Atravesé el jardín de Gus. Entre su propiedad y la de Henry había un pequeño tramo de alambrada y otro más largo de setos. Cuando llegué a la hilera de arbustos, levanté los brazos a la altura de los hombros y, abriéndome paso por una angosta brecha entre dos matas, fui a caer de bruces poco más o menos en el patio de Henry. Debí de dejar un revelador rastro de ramas rotas a mis espaldas, pero no me paré a comprobarlo. Sólo cuando me hallé en mi casa, con la puerta cerrada, me atreví a tomar aire. ¿Quién demonios era ese individuo?

Corrí el pasador de la puerta, dejé las luces apagadas y rodeé la encimera de la cocina hasta el hueco donde el fregadero, la cocina y los armarios forman una U sin ventanas. Me dejé caer en el suelo y me quedé allí sentada con las rodillas dobladas y en alto, temiendo que alguien aporrease la puerta y me exigiese una explicación. Ahora que estaba a salvo, se me aceleró el corazón, resonando en mi pecho como si alguien intentara echar abajo una puerta con un ariete.

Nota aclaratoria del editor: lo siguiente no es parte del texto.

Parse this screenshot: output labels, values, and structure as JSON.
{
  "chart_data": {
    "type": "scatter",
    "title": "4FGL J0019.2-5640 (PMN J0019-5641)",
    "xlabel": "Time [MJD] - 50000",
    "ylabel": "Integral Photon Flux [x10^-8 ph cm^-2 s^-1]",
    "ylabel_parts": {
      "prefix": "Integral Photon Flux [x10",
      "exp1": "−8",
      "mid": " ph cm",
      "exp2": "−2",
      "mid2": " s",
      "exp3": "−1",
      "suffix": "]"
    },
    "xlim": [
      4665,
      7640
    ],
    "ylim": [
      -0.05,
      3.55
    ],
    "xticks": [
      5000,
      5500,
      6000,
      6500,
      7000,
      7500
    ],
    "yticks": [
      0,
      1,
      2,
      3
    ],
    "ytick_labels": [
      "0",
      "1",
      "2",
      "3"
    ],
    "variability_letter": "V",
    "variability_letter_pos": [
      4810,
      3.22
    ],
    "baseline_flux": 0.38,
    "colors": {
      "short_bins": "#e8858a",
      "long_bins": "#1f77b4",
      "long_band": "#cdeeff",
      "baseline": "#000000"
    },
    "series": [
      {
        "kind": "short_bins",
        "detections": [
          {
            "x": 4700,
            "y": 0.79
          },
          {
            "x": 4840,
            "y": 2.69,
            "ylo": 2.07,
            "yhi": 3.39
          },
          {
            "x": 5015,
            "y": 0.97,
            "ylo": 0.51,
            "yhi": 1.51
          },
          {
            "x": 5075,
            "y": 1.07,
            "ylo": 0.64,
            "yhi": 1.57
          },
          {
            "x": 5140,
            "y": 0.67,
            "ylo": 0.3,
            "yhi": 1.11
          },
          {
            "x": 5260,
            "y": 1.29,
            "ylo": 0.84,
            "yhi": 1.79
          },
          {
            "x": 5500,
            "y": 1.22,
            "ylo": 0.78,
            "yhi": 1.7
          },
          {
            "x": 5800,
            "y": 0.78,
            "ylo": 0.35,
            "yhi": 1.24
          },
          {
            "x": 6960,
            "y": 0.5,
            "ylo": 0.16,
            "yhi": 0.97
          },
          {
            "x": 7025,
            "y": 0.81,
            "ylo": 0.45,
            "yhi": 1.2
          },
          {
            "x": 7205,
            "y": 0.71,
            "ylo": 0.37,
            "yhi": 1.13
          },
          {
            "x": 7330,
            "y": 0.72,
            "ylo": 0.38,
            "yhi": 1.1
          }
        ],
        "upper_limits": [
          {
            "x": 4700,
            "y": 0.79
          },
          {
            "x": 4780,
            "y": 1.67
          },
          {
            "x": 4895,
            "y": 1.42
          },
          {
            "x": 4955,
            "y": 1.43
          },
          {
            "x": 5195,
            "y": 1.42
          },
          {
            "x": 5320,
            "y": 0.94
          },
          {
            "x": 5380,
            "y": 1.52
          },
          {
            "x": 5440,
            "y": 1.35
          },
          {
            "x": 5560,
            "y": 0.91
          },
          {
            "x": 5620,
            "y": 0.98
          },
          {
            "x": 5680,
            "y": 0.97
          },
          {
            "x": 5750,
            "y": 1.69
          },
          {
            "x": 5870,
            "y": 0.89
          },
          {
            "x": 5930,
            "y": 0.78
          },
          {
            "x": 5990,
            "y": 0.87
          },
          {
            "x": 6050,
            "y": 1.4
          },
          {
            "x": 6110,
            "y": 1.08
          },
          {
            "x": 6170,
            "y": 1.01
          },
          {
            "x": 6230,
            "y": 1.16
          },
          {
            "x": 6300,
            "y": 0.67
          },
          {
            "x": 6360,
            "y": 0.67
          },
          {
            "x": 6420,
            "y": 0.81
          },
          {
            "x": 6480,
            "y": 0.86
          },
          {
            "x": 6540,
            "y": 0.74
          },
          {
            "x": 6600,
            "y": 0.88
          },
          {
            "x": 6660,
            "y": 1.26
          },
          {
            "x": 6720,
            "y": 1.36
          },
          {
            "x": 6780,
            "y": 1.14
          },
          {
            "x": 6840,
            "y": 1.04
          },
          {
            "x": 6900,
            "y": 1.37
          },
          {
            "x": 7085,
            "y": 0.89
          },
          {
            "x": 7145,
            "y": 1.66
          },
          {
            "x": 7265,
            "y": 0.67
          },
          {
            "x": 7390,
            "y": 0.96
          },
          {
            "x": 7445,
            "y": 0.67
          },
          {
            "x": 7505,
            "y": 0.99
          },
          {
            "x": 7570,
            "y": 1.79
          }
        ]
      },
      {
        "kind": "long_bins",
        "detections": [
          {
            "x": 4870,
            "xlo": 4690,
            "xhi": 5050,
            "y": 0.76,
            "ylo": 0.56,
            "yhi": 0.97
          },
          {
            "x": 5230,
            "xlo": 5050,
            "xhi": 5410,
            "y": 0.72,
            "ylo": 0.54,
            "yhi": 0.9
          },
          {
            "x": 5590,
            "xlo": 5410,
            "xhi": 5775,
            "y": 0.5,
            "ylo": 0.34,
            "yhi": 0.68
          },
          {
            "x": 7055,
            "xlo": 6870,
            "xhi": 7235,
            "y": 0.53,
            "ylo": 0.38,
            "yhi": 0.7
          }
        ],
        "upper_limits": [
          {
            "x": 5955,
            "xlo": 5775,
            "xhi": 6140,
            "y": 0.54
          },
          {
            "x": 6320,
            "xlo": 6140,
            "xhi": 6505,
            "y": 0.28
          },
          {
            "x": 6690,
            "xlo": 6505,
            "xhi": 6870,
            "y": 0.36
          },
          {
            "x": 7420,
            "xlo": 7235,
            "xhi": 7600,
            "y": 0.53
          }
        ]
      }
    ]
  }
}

En mi imaginación, reproduje la secuencia de acontecimientos: cuando hice ver que llamaba al cristal de la puerta como si me comunicara con alguien en el interior. Con ruidosos pasos había bajado alegremente del porche y subido igual de alegremente por la parte de detrás. Una vez dentro, había abierto y cerrado puertas y cajones, había mirado en dos botiquines, cuyas bisagras con toda seguridad habrían chirriado. No había prestado atención al ruido que hacía porque creía estar sola, y desde el principio aquel gorila dormía en la habitación de al lado. ¿Acaso estaba loca?

Después de treinta segundos allí escondida empecé a sentirme ridícula. No me habían detenido como a una ladrona con las manos en la masa, en pleno robo con fractura. Nadie me había visto entrar ni salir. Nadie había llamado a la policía para denunciar la presencia de un intruso. Por alguna razón, había escapado sin ser vista, al menos que yo supiera. Aun así, el incidente debería haber sido toda una lección para mí. Tendría que habérmela tomado en serio, y sin embargo me quedé de una pieza al caer en la cuenta de que había desperdiciado la oportunidad de llevarme las libretas y talonarios de Gus.